Implementation and Impact

While the political handshake has happened, the operational reality is just beginning. The industry now faces a daunting implementation timeline, likely spanning 18 to 24 months once the text is formally adopted.

For traditional banks, the cost of compliance will be high. Building "Verification of Payee" systems that work across borders in real-time, upgrading APIs, and staffing up human support centers will require significant investment. We can expect industry bodies to push for realistic deadlines. Legal experts from firms like Hogan Lovells and Freshfields have already flagged that while the regulation is an "evolution," the operational projects required are substantial.

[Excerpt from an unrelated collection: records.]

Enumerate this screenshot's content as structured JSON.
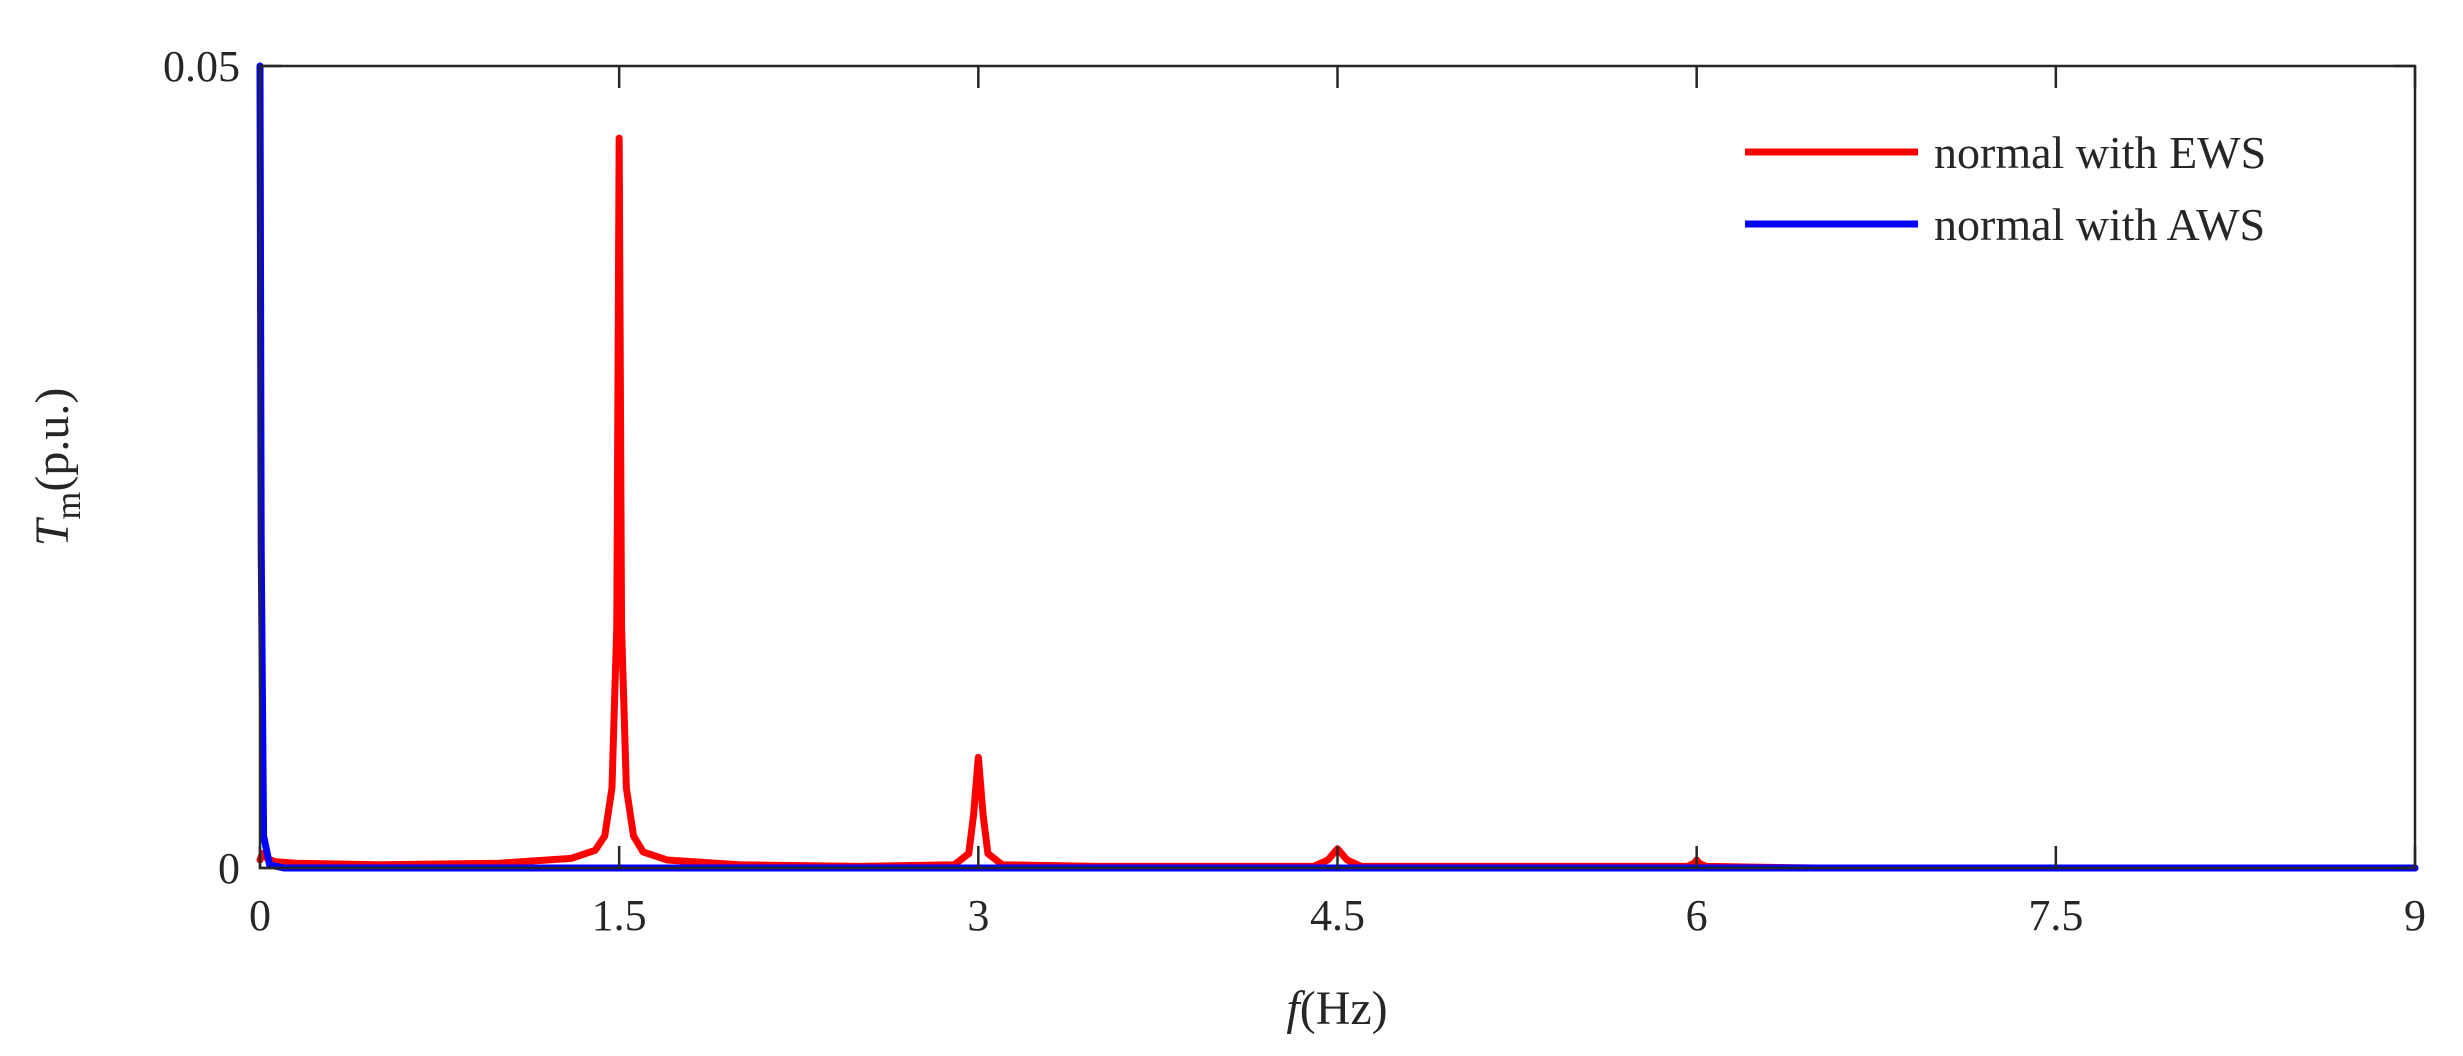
{
  "chart_data": {
    "type": "line",
    "xlabel": {
      "var": "f",
      "unit": "(Hz)"
    },
    "ylabel": {
      "var": "T",
      "sub": "m",
      "unit": "(p.u.)"
    },
    "xlim": [
      0,
      9
    ],
    "ylim": [
      0,
      0.05
    ],
    "xticks": [
      0,
      1.5,
      3,
      4.5,
      6,
      7.5,
      9
    ],
    "xtick_labels": [
      "0",
      "1.5",
      "3",
      "4.5",
      "6",
      "7.5",
      "9"
    ],
    "yticks": [
      0,
      0.05
    ],
    "ytick_labels": [
      "0",
      "0.05"
    ],
    "grid": false,
    "legend_position": "top-right",
    "series": [
      {
        "name": "normal with EWS",
        "color": "#ff0000",
        "x": [
          0,
          0.01,
          0.03,
          0.06,
          0.15,
          0.5,
          1.0,
          1.3,
          1.4,
          1.44,
          1.47,
          1.49,
          1.5,
          1.51,
          1.53,
          1.56,
          1.6,
          1.7,
          2.0,
          2.5,
          2.9,
          2.96,
          2.98,
          3.0,
          3.02,
          3.04,
          3.1,
          3.5,
          4.4,
          4.46,
          4.5,
          4.54,
          4.6,
          5.0,
          5.96,
          5.99,
          6.0,
          6.01,
          6.04,
          6.5,
          9.0
        ],
        "y": [
          0.0005,
          0.0009,
          0.0006,
          0.0004,
          0.0003,
          0.0002,
          0.0003,
          0.0006,
          0.0011,
          0.002,
          0.005,
          0.015,
          0.0455,
          0.015,
          0.005,
          0.002,
          0.001,
          0.0005,
          0.0002,
          0.0001,
          0.0002,
          0.0009,
          0.0033,
          0.0069,
          0.0033,
          0.0009,
          0.0002,
          0.0001,
          0.0001,
          0.0005,
          0.0012,
          0.0005,
          0.0001,
          0.0001,
          0.0001,
          0.0003,
          0.0005,
          0.0003,
          0.0001,
          0.0,
          0.0
        ]
      },
      {
        "name": "normal with AWS",
        "color": "#0000ff",
        "x": [
          0,
          0.005,
          0.015,
          0.04,
          0.1,
          1.0,
          3.0,
          6.0,
          9.0
        ],
        "y": [
          0.05,
          0.02,
          0.002,
          0.0002,
          0.0,
          0.0,
          0.0,
          0.0,
          0.0
        ]
      }
    ]
  }
}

For fintechs, the "direct access" provision is a golden ticket, but it comes with higher scrutiny. With direct access comes direct responsibility for anti-money laundering (AML) and liquidity management. The "regulatory moat" protecting banks is gone, but so are the excuses for fintechs who fail to manage risk.

Conclusion

Similar to the recent developments for consumer credit via CCD2, the "PSD3/PSR deal" is a signal that European payments have grown up. The focus has shifted from innovation at all costs to the creation of a resilient, fair, and transparent ecosystem.

By forcing banks to share data better, forcing fintechs to mature their operations, and forcing everyone to take responsibility for fraud, the EU is attempting to engineer a market where safety and innovation are not mutually exclusive. The message to the industry is clear: The "move fast and break things" era is over. The new mandate is to move smart, keep it safe, and pick up the phone when the customer calls.